Il disco volante era atterrato, senza dare troppo nell'occhio, nei
pressi di Washington. Appena il velivolo aveva toccato terra, gli
schermi che lo nascondevano alla vista dei terrestri si erano spenti,
e l'astronave, di colpo, era diventata visibile. Si trattava di una
gigantesca corvetta da ambasciata, un'astronave pacifica e che
tuttavia, in caso di conflitto bellico, poteva contare su missili
termici con una potenza tale che avrebbero fatto impallidire chiunque
avesse cercato di studiarli secondo gli standard terrestri.
Le
autorità della Terra erano arrivate subito, con automobili, furgoni
e carri armati, e gli alieni, dopo aver dimostrato le loro intenzioni
pacifiche (con tanto di bandiere bianche e musica dai toni pacati e
new age), erano stati caricati su uno scuolabus giallo dai vetri
oscurati. L'obbiettivo di quella missione di trasporto era solo uno:
raggiungere la Casa Bianca senza intoppi e nella massima segretezza
possibile.
Il
presidente, nel frattempo, se ne stava in piedi immobile con il naso
appiccicato contro una delle finestre dello Studio Ovale, e
tratteneva a stento una risata. Non stava più nella pelle, tanto
che, dimentico del suo ruolo, si era messo a saltare più volte sul
divano bianco della sala, senza neppure premunirsi di togliere le
scarpe per evitare di sporcare la tappezzeria immacolata. Era il 46°
presidente degli Stati Uniti d'America, ma soltanto lui avrebbe avuto
l'onore di vivere quel giorno, un giorno di conquista, nel quale
l'umanità avrebbe raggiunto un nuovo grado di consapevolezza sulla
propria origine e sul mistero dell'universo, riuscendo, era ciò che
lui si augurava, a risolvere i problemi che più la affliggevano.
Il
convoglio comparve all'orizzonte. Un autobus giallo, scortato da una
decina di lussuose automobili nere. Se l'obbiettivo era di non dare
nell'occhio, il presidente non era certo che fosse stato portato a
termine a dovere. Almeno, osservò con sollievo, i suoi ospiti erano
arrivati sani e salvi, e senza ammazzare nessuno, per giunta.
In
meno di due minuti tutto era pronto per il grande incontro. Le porte
di legno dello studio si aprirono con cerimoniosa lentezza. Ed ecco,
subito dopo una processione di agenti speciali armati di tutto punto,
entrare l'ambasciatore alieno col suo seguito. In totale erano
cinque. Le quattro guardie del corpo indossavano un bizzarro casco
dalla forma elicoidale, ma l'ambasciatore aveva il viso scoperto e
ben visibile. Era a dir poco stravagante. Aveva tanti occhi, forse un
centinaio, tutti sparsi a raggiera su quello che, ad occhio e croce,
doveva essere il suo viso. Nessuna bocca, soltanto una proboscide
simile a quella di un formichiere, lunga all'incirca quaranta
centimetri, che dondolava, in modo assurdo, ad ogni passo
dell'alieno. Il resto del corpo che non era nascosto da una tuta
spaziale color pervinca, era coperto da una lanugine color creme
caramel. Si capiva, dal contegno con cui camminava, che l'alieno era
uno degli individui più influenti del suo mondo, forse addirittura
il più potente.
I
due capi si avvicinarono, fissandosi negli occhi a lungo. Poi si
strinsero la mano ed entrambi provarono un brivido di orgogliosa
commozione.
«É
per noi un motivo di gioia immensa potervi conoscere.» iniziò il
presidente. L'alieno, la cui proboscide terminava con un congegno di
piccole dimensioni, rispose a tono e nella lingua corretta.
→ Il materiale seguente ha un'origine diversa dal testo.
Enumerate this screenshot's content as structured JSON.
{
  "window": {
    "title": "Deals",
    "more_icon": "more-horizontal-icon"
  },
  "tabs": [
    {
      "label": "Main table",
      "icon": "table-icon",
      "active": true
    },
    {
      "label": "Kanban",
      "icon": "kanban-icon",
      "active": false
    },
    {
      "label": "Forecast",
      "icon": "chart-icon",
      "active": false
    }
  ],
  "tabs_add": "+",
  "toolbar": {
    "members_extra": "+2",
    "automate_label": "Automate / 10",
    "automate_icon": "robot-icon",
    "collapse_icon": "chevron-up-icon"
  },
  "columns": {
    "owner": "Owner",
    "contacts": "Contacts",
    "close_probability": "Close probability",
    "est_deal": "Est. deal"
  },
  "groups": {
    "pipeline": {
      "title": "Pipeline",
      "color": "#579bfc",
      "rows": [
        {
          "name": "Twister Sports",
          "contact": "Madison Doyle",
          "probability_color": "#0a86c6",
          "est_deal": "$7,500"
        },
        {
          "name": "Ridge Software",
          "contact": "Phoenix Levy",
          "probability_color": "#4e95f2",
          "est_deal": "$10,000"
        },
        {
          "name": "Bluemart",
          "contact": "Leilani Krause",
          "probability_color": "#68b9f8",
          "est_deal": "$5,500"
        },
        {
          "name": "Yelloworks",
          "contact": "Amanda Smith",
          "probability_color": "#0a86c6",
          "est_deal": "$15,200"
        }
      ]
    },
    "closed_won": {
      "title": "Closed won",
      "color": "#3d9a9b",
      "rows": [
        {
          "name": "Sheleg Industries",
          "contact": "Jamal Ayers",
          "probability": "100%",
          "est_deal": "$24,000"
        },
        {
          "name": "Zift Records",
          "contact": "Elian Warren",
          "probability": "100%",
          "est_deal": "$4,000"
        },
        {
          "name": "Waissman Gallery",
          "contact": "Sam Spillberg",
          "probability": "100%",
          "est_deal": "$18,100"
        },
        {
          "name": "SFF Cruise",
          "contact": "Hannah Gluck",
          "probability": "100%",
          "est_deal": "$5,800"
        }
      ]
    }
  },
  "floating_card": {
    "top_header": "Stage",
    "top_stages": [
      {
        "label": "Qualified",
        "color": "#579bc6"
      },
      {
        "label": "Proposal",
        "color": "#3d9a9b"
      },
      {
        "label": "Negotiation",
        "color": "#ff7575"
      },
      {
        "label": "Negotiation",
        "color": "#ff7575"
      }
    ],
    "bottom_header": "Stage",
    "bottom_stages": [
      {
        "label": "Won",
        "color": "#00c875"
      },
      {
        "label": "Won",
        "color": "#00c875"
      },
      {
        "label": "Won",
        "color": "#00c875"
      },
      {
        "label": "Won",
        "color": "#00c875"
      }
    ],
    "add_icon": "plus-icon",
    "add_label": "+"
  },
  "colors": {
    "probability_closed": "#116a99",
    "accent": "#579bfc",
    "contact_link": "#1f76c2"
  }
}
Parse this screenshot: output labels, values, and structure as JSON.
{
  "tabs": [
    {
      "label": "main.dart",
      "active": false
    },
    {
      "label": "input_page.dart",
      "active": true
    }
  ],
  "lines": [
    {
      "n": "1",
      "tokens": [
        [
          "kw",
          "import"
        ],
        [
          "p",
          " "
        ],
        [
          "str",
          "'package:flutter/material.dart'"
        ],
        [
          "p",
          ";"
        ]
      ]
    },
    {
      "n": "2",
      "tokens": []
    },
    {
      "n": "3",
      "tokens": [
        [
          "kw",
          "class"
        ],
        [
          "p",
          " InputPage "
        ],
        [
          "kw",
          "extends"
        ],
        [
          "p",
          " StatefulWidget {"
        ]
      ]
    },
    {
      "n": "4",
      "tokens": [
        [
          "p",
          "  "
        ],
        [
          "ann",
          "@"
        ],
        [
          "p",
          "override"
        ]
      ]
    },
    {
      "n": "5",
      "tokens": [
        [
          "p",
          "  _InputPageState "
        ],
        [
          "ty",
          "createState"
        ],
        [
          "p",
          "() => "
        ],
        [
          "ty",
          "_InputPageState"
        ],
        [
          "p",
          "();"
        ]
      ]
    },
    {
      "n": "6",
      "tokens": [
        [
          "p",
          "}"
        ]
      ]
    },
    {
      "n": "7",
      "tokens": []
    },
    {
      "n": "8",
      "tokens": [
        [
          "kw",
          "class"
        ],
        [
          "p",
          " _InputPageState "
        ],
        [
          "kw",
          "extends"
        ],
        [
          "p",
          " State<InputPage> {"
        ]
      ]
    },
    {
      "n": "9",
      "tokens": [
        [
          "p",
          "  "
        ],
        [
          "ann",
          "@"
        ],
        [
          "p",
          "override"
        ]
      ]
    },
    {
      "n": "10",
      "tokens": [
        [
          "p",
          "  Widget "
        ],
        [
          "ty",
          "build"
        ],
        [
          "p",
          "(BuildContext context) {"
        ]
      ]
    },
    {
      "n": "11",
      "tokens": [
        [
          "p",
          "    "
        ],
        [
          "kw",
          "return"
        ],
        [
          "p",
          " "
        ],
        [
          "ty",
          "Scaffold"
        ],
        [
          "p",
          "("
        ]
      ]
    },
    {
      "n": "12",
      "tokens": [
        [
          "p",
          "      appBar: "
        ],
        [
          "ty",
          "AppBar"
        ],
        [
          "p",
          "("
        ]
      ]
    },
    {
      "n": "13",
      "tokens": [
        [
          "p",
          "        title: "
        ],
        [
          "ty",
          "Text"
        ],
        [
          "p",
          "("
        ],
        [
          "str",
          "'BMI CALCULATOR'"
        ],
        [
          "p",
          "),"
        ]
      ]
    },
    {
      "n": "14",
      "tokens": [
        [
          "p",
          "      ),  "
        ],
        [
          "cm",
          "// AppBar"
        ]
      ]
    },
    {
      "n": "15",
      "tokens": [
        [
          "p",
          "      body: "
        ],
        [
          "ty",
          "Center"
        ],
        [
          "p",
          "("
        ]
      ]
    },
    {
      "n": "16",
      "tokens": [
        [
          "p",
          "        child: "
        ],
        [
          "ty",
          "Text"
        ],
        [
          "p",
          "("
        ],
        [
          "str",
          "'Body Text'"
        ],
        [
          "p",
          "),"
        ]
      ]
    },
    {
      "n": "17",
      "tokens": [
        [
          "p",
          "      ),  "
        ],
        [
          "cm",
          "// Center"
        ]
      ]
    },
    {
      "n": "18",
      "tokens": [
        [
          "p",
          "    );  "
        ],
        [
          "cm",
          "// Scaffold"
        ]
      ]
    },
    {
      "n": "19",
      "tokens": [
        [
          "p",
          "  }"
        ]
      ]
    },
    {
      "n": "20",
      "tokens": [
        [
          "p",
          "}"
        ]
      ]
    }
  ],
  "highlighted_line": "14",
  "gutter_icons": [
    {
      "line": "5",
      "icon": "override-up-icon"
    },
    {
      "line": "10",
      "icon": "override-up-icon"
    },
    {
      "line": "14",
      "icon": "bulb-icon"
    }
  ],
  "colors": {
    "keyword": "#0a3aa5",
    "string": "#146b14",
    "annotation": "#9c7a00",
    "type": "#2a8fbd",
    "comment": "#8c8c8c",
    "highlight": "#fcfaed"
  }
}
Evidentemente la sua civiltà era tanto avanzata da aver ideato un
traduttore vocale simultaneo.
«Salute
a voi, terrestre. Credevamo di essere soli nell'universo, ma
recentemente abbiamo captato un vostro segnale e abbiamo fatto rotta
su questo pianeta blu. Siamo qui per imparare dalla vostra civiltà e
lasciare che anche voi impariate dalla nostra.»
Il
presidente ringraziò con un cenno del capo.
«Anche
noi credevamo di essere gli unici. Ma ora che siete qui le nostre
civiltà non possono che prosperare. In pace.»
L'alieno
assentì vigorosamente.
«Già,
la pace. Siamo partiti alla ricerca di vita intelligente proprio per
questo: perché una civiltà diversa dalla nostra potesse insegnarci
a vivere in armonia.»
«Oh,
ciò è un vero peccato. Noi non siamo messi molto bene, in fatto di
pace. Dirò di più: speravamo anche noi che qualcun altro potesse
indicarci la via giusta.»
L'alieno
emise un verso di dolorosa accettazione. Il presidente, non volendo
perdere l'occasione di mostrarsi empatico e magnanimo, domandò
subito dopo:
«Che
genere di conflitti avete dunque sul vostro pianeta?»
«Di
tutti i tipi – rispose l'altro – principalmente conflitti fra
Stati e guerre per il possesso delle risorse. Anche voi?»
«Guerre
fra Stati e per il possesso di risorse? Sono all'ordine del giorno!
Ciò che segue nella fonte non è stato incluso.